Blog: Max Dawson
September 15, 2016
For the past two weeks, one of the most read articles on the Beaumont Enterprise website (www.beaumontenterprise.com) is the piece about love bugs having a purpose. I read the article and could not really figure out the purpose.
Is their purpose just to obscure our vision through our windshields when hundreds are plastered on the glass on a two hour drive through East Texas? I had to drive up to Lufkin yesterday afternoon. I presented my final lessons on leadership at the Union Road church last night. By the time I got there, hundreds of those pesky love bugs (Plecia Nearctica – the scientific name) had met their demise.
This morning (after my return trip last night) I cleaned all the bugs off the front of my wife’s car. You have to do that right away because the acid in the bug’s body will eat right through your paint. It will do that rather quickly. If you wait just a few days to remove the bugs, you have waited too long. You have to get the bugs off without delay–and the typical drive-thru car wash will not get the job done. You have to take a hose and a piece of toweling and carefully remove each bug carcass by hand.
Though they can ruin your paint, that can’t be their purpose. “Purpose” implies design. They were designed to do something. I read the Enterprise article and didn’t understand the stated purpose except that they play a vital part in the ecosystem. So, I did a little research on my own–like googling “purpose of lovebugs.”
Here is what I got from the University of Florida, from Thomas Fasulo, an extension entomologist with UF’s Institute of Food and Agricultural Sciences.

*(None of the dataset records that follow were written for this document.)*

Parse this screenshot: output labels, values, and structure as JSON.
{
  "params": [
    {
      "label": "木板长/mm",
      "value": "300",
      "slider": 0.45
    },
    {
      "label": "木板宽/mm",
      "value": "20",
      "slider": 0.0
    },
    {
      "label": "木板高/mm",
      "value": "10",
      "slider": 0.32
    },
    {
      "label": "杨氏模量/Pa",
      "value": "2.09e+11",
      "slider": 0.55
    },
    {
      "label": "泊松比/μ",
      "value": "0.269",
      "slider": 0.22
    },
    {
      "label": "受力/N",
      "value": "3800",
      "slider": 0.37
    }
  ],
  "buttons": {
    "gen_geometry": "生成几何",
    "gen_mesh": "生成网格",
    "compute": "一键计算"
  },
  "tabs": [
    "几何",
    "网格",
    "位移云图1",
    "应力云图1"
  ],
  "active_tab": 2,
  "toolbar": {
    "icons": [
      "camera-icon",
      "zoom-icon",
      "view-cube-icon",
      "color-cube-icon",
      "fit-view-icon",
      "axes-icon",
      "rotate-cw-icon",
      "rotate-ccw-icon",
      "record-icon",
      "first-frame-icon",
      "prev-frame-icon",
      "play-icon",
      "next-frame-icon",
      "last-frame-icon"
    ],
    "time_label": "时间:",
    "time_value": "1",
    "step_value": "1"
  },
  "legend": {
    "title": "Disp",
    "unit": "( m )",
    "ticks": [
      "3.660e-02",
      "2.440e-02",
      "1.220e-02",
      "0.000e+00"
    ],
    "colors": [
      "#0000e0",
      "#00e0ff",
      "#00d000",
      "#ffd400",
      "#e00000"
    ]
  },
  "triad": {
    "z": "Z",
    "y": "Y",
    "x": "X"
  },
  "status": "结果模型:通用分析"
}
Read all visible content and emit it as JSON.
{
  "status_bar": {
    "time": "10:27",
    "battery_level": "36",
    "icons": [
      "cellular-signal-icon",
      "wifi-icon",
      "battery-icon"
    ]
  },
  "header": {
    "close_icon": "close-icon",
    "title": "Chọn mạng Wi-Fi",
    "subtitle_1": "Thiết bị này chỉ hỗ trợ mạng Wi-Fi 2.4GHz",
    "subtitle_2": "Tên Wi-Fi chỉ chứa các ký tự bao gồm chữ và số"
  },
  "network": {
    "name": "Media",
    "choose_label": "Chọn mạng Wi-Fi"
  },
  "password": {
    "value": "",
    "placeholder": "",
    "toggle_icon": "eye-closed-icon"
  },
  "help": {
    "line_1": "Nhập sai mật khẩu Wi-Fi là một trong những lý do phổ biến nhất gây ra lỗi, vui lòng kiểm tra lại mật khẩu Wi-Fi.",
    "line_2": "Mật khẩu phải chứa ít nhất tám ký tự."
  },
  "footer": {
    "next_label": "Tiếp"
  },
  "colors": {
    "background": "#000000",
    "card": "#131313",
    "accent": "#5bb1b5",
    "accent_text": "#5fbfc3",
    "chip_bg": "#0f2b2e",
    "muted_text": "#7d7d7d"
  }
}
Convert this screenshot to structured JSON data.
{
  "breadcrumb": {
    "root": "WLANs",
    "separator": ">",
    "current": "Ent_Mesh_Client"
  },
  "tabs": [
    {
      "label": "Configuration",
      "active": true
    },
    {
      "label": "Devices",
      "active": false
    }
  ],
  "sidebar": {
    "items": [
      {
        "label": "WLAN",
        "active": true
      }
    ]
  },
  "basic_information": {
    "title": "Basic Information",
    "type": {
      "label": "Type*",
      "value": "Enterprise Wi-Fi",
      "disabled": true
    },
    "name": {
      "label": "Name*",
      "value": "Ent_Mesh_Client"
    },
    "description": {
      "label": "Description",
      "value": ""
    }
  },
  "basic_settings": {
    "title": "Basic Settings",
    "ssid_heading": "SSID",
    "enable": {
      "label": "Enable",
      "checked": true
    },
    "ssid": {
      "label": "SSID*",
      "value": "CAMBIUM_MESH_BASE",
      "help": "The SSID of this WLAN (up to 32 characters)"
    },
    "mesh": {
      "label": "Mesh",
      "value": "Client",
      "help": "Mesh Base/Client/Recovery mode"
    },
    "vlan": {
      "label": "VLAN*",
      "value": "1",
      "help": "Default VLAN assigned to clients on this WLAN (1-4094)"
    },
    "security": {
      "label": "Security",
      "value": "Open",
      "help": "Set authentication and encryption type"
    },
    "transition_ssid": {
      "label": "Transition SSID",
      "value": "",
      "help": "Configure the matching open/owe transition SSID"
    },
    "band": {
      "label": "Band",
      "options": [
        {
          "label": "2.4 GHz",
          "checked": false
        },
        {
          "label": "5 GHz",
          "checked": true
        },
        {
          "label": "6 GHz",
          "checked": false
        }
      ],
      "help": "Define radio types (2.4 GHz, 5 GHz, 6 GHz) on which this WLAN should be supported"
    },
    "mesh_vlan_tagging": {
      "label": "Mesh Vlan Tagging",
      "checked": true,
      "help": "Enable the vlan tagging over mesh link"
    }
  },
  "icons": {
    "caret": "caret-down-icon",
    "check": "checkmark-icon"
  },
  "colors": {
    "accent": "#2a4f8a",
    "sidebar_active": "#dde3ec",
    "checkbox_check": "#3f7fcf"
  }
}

Lovebugs help the environment when they are in their immature stage, Fasulo said. When grass is cut and the excess falls to the ground, it creates a covering known as thatch, where immature lovebugs live and eat. Through this process they redistribute essential nutrients back into the ground that are beneficial to plants and the environment.
Beneficial to the environment, but not to your car. By the way, when washing your car, you might want to hose the radiator. If enough love bugs collect on your radiator, it can actually cause your car to overheat.
THE FINAL WORD
Another interesting tidbit from Fasulo:
As for lovebugs looking strange when flying together attached, they are actually mating. During the mating process, the male lovebug attaches to the female lovebug and only disengages during the daytime while resting on vegetation, never during flight or at night. Successful mating takes as much as 12 hours, and the female lovebug dies within 86 hours of laying eggs.
Love bugs are part of our ecosystem. Like all things created by God, they were created and designed to fulfill a purpose. Remember the words of .
For every house is built by someone, but He who built all things is God.
Everything God created was created for a purpose. It might not always be easy for us to see that purpose, but it is always there, nonetheless.